When coronavirus began to spread in the United States, predominantly in the Northwest, I was in Chicago for a conference. While I kept up with the news and usually do whether I am traveling or not, I wasn't tracking how dire the situation was. For me, it was a relatively normal few days spent with colleagues working on collaborative work.


My colleagues and I would work in the morning hours, break for lunch, do a little more work in the afternoon, and take in some tourist attractions during the later afternoon. We had few things to care about other than the work we were doing and where we were going to visit in the afternoon. We got a remarkable amount of tasks accomplished, especially pertaining to the two books upon which we were working. One was in pedagogy, tentatively entitled The Socratic Classroom, and the other is an edited anthology entitled Virtue, Narrative, and Self: Autobiography and the Philosophy of Mind and Action.


On Tuesday afternoon, my colleague and I finished our work around 11.00AM and walked over to the Art Institute of Chicago. That was when it struck me that the pandemic was not going to be something that didn't affect each and everyone of us. First, my partner texted me on the way over, warning me to be careful and wash my hands religiously. She said that several people in Washington had died from the coronavirus. Since little was known of how it was transmitted, she recommended that I be more cautious than less. She instructed me not to touch anything unless I knew with a degree of certainty the object's history---fat chance in the Art Institute. Second, when we arrived at the Art Institute, I noticed that several patrons and people working the information desk had dawned latex gloves. And they weren't handling the art work; they were handling patron's bags.
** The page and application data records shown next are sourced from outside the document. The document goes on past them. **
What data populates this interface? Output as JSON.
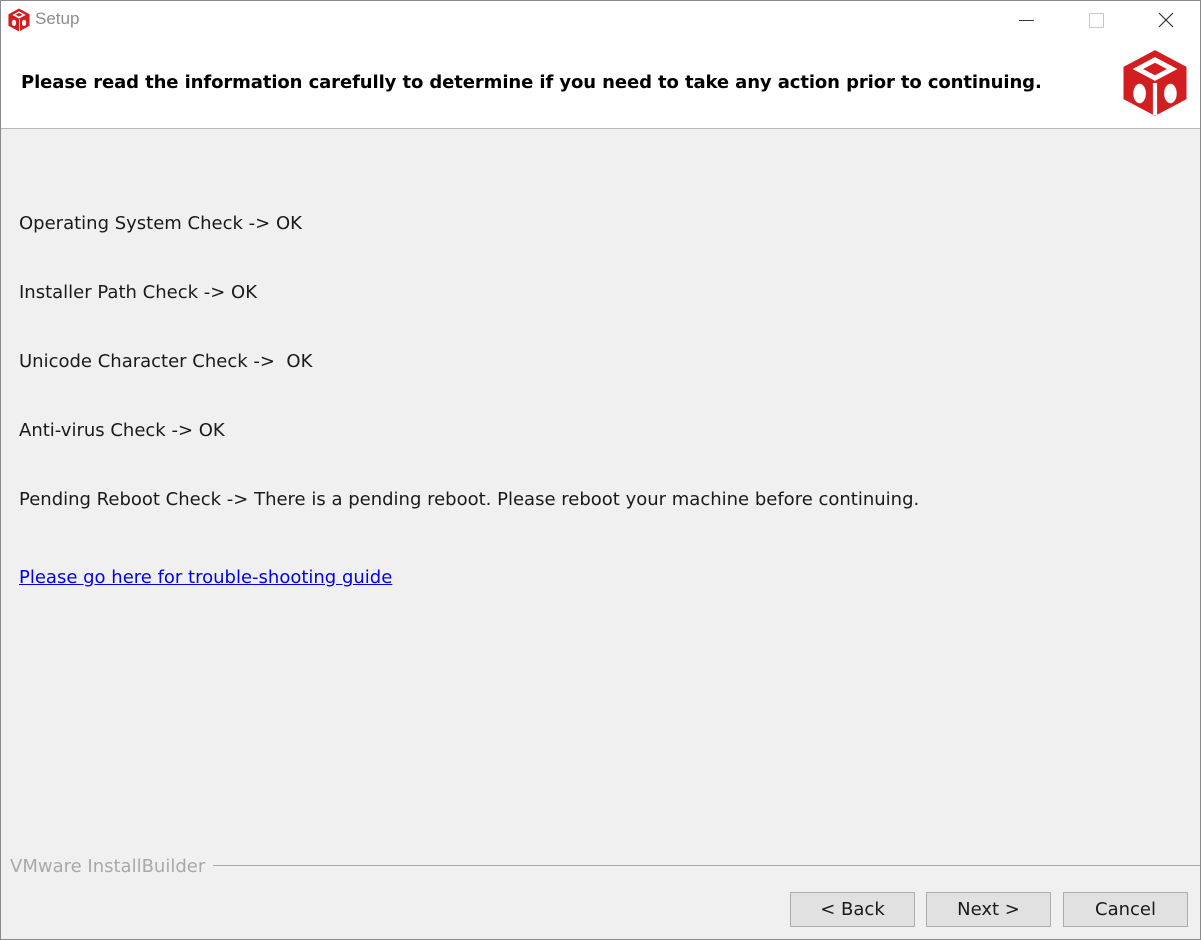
{
  "window": {
    "title": "Setup",
    "controls": {
      "minimize_icon": "minimize-icon",
      "maximize_icon": "maximize-icon",
      "close_icon": "close-icon"
    }
  },
  "header": {
    "instruction": "Please read the information carefully to determine if you need to take any action prior to continuing.",
    "logo_icon": "red-cube-logo-icon",
    "accent_color": "#d21d21"
  },
  "checks": [
    {
      "text": "Operating System Check -> OK"
    },
    {
      "text": "Installer Path Check -> OK"
    },
    {
      "text": "Unicode Character Check ->  OK"
    },
    {
      "text": "Anti-virus Check -> OK"
    },
    {
      "text": "Pending Reboot Check -> There is a pending reboot. Please reboot your machine before continuing."
    }
  ],
  "link": {
    "text": "Please go here for trouble-shooting guide",
    "color": "#0000ee"
  },
  "footer": {
    "brand": "VMware InstallBuilder",
    "buttons": {
      "back": "< Back",
      "next": "Next >",
      "cancel": "Cancel"
    }
  }
}
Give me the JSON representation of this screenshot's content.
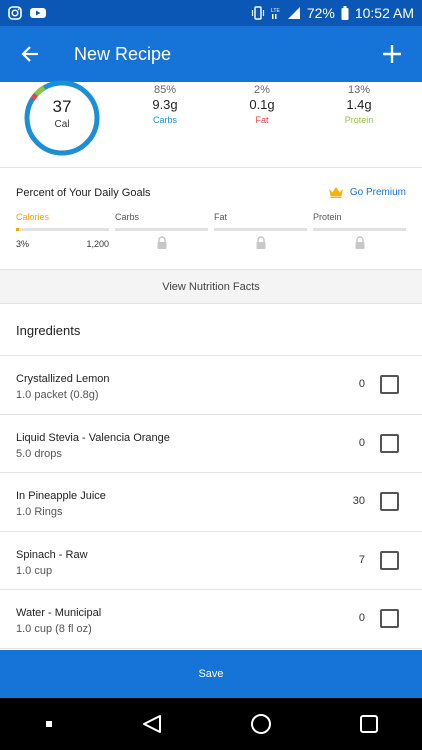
{
  "status_bar": {
    "battery": "72%",
    "time": "10:52 AM",
    "icons": [
      "instagram-icon",
      "youtube-icon",
      "vibrate-icon",
      "lte-signal-icon",
      "signal-icon",
      "battery-icon"
    ]
  },
  "app_bar": {
    "title": "New Recipe",
    "icons": [
      "back-arrow-icon",
      "plus-icon"
    ]
  },
  "calories": {
    "value": "37",
    "label": "Cal",
    "ring_colors": {
      "carbs": "#1a8fd8",
      "fat": "#e8453c",
      "protein": "#8cc63f"
    }
  },
  "macros": [
    {
      "percent": "85%",
      "grams": "9.3g",
      "name": "Carbs",
      "color": "#1a8fd8"
    },
    {
      "percent": "2%",
      "grams": "0.1g",
      "name": "Fat",
      "color": "#e8453c"
    },
    {
      "percent": "13%",
      "grams": "1.4g",
      "name": "Protein",
      "color": "#8cc63f"
    }
  ],
  "goals": {
    "title": "Percent of Your Daily Goals",
    "premium_label": "Go Premium",
    "columns": [
      {
        "label": "Calories",
        "percent": "3%",
        "goal": "1,200",
        "fill": 0.03,
        "locked": false
      },
      {
        "label": "Carbs",
        "locked": true
      },
      {
        "label": "Fat",
        "locked": true
      },
      {
        "label": "Protein",
        "locked": true
      }
    ]
  },
  "nutrition_facts_label": "View Nutrition Facts",
  "ingredients_title": "Ingredients",
  "ingredients": [
    {
      "name": "Crystallized Lemon",
      "amount": "1.0 packet   (0.8g)",
      "calories": "0"
    },
    {
      "name": "Liquid Stevia - Valencia Orange",
      "amount": "5.0 drops",
      "calories": "0"
    },
    {
      "name": "In Pineapple Juice",
      "amount": "1.0 Rings",
      "calories": "30"
    },
    {
      "name": "Spinach - Raw",
      "amount": "1.0 cup",
      "calories": "7"
    },
    {
      "name": "Water - Municipal",
      "amount": "1.0 cup (8 fl oz)",
      "calories": "0"
    }
  ],
  "save_label": "Save",
  "nav_bar": {
    "icons": [
      "recents-square-icon",
      "back-triangle-icon",
      "home-circle-icon",
      "overview-square-icon"
    ]
  }
}
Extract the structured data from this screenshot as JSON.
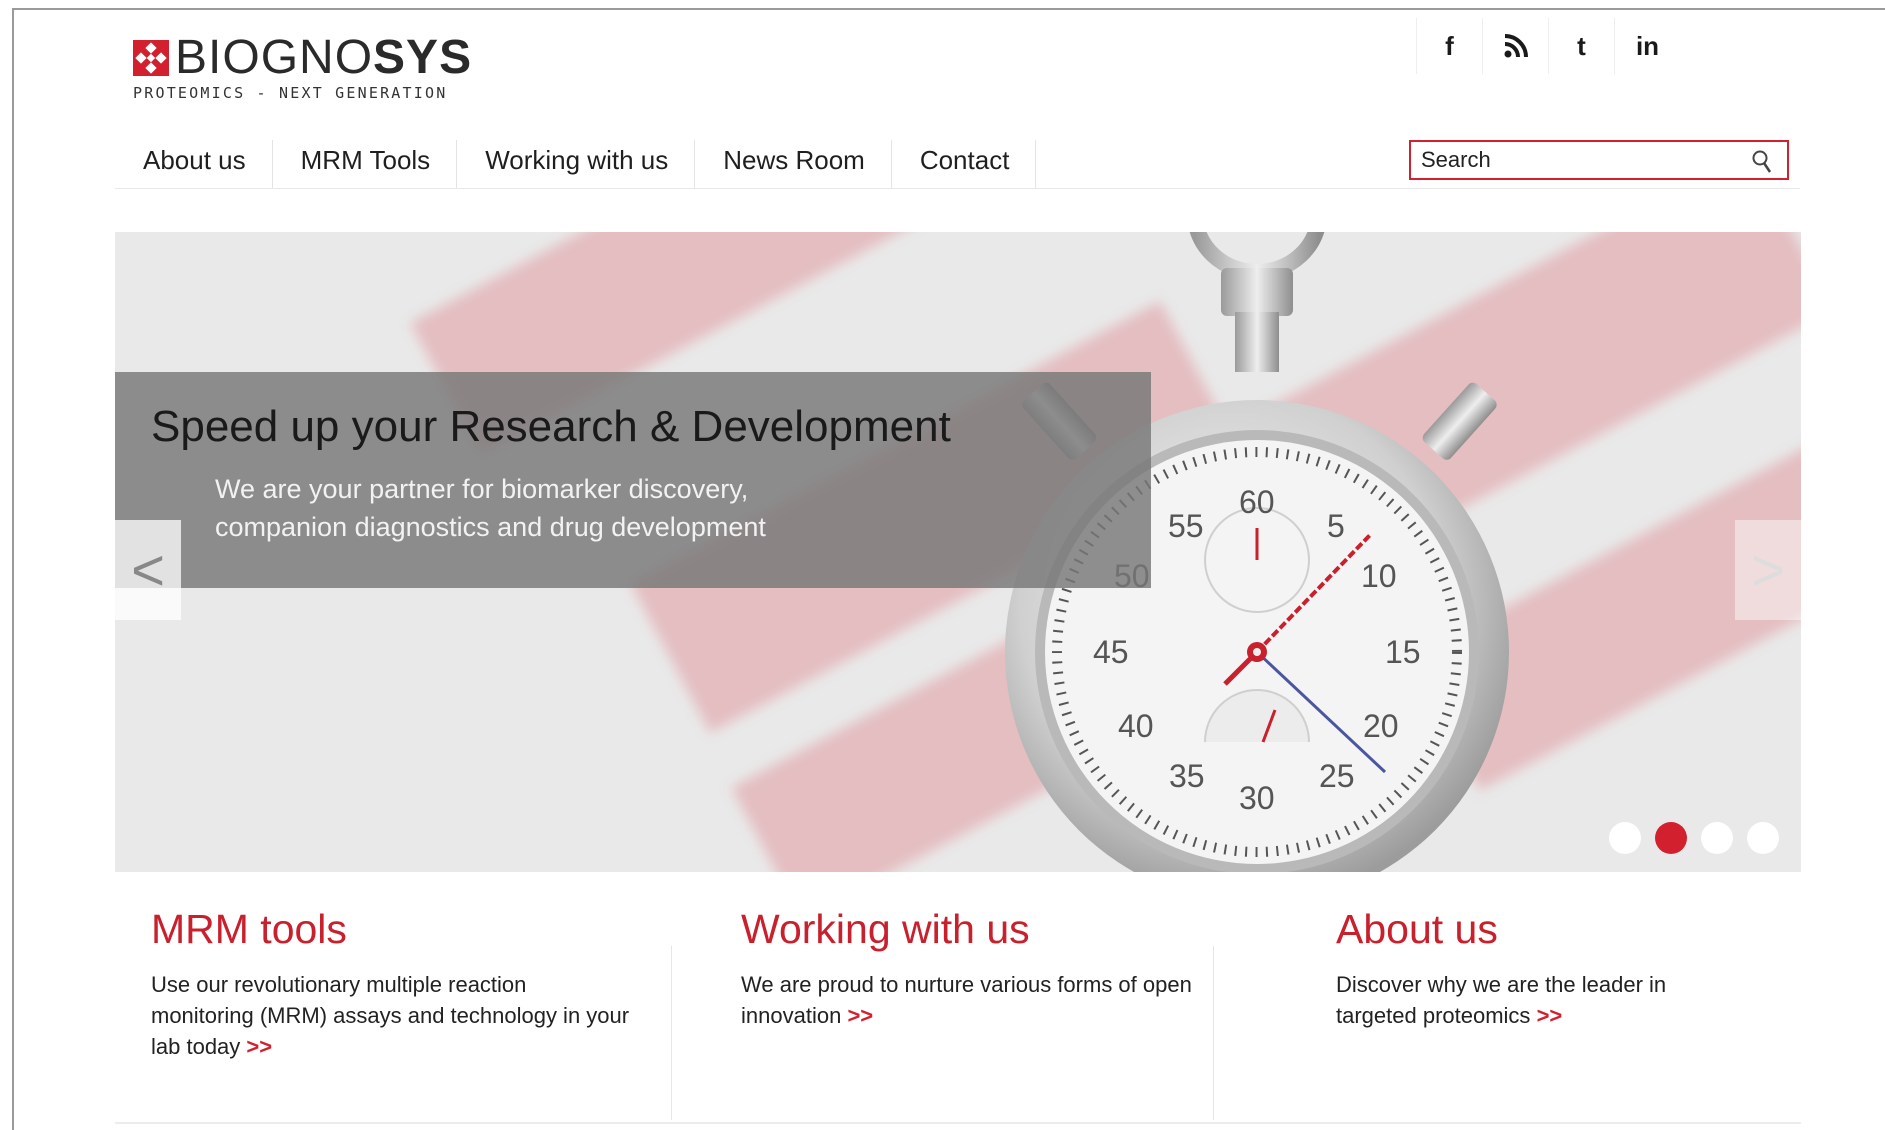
{
  "brand": {
    "name_light": "BIOGNO",
    "name_bold": "SYS",
    "tagline": "PROTEOMICS - NEXT GENERATION",
    "accent_color": "#d3202e"
  },
  "social": [
    {
      "icon": "facebook-icon",
      "glyph": "f"
    },
    {
      "icon": "rss-icon",
      "glyph": "≈"
    },
    {
      "icon": "twitter-icon",
      "glyph": "t"
    },
    {
      "icon": "linkedin-icon",
      "glyph": "in"
    }
  ],
  "nav": {
    "items": [
      "About us",
      "MRM Tools",
      "Working with us",
      "News Room",
      "Contact"
    ]
  },
  "search": {
    "placeholder": "Search"
  },
  "hero": {
    "title": "Speed up your Research & Development",
    "subtitle_line1": "We are your partner for biomarker discovery,",
    "subtitle_line2": "companion diagnostics and drug development",
    "prev_arrow": "<",
    "next_arrow": ">",
    "slides_total": 4,
    "active_slide": 2,
    "dial_numbers": [
      "60",
      "5",
      "10",
      "15",
      "20",
      "25",
      "30",
      "35",
      "40",
      "45",
      "50",
      "55"
    ]
  },
  "columns": [
    {
      "title": "MRM tools",
      "text": "Use our revolutionary multiple reaction monitoring (MRM) assays and technology in your lab today",
      "more": ">>"
    },
    {
      "title": "Working with us",
      "text": "We are proud to nurture various forms of open innovation",
      "more": ">>"
    },
    {
      "title": "About us",
      "text": "Discover why we are the leader in targeted proteomics",
      "more": ">>"
    }
  ]
}
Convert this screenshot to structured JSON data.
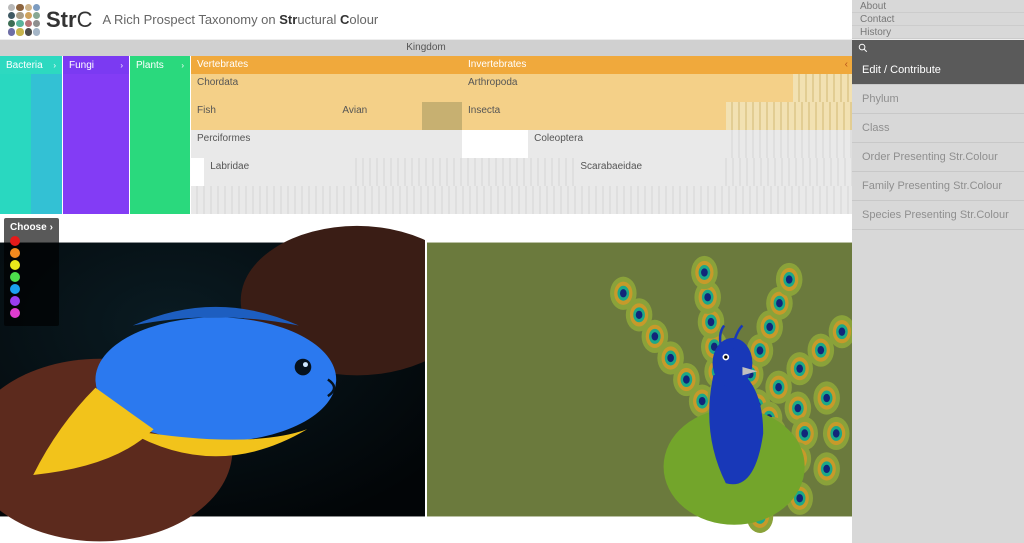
{
  "header": {
    "brand": "StrC",
    "subtitle_prefix": "A Rich Prospect Taxonomy on ",
    "subtitle_bold1": "Str",
    "subtitle_mid": "uctural ",
    "subtitle_bold2": "C",
    "subtitle_suffix": "olour",
    "nav": {
      "about": "About",
      "contact": "Contact",
      "history": "History"
    }
  },
  "kingdom_label": "Kingdom",
  "kingdoms": {
    "bacteria": "Bacteria",
    "fungi": "Fungi",
    "plants": "Plants",
    "animals_vert": "Vertebrates",
    "animals_invert": "Invertebrates"
  },
  "taxa": {
    "chordata": "Chordata",
    "arthropoda": "Arthropoda",
    "fish": "Fish",
    "avian": "Avian",
    "insecta": "Insecta",
    "perciformes": "Perciformes",
    "coleoptera": "Coleoptera",
    "labridae": "Labridae",
    "scarabaeidae": "Scarabaeidae"
  },
  "chooser": {
    "label": "Choose",
    "colors": [
      "#e51a1a",
      "#f28a1e",
      "#e8e81b",
      "#4de04d",
      "#1aa0f0",
      "#9a3cf0",
      "#e03ccf"
    ]
  },
  "side": {
    "edit": "Edit / Contribute",
    "phylum": "Phylum",
    "class": "Class",
    "order": "Order Presenting Str.Colour",
    "family": "Family Presenting Str.Colour",
    "species": "Species Presenting Str.Colour"
  },
  "logo_palette": [
    "#b9b9b9",
    "#8c643f",
    "#cdb38a",
    "#7d9cc0",
    "#3f5963",
    "#a79c87",
    "#cfa25b",
    "#87a893",
    "#3e6e55",
    "#5ab39c",
    "#b67676",
    "#8f8f8f",
    "#6e6ea6",
    "#c7b44b",
    "#4d4d4d",
    "#a5b6c7"
  ]
}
I departed Chicago on the morning of 1 March and sat next to an MIT professor of public health who had just finished up with meeting her peers to discuss the rising pandemic. She was meticulous about her seat. She, quite literally, cleaned her seat, using a dozen or so alcohol wipes on the seat, the armrest, the traytable, and anything else she though she would touch on the flight. I believed she was acting obsessively. Boy, was I wrong! When she told me a little about herself, I began mimicking her---cleaning my area as best I could. When I asked her what I should do since I hadn't cleaned my seat, with a chuckle she recommended I burn my clothes once I got home. Seriously, though, she did suggest that I remove and then wash my clothes once I got to my destination. That's exactly what I did!


These three events are the earliest memories I have of COVID-19. It's difficult to believe that that was merely four-ish weeks ago. But that's how far we have come and---highly likely---at least how far we have to go.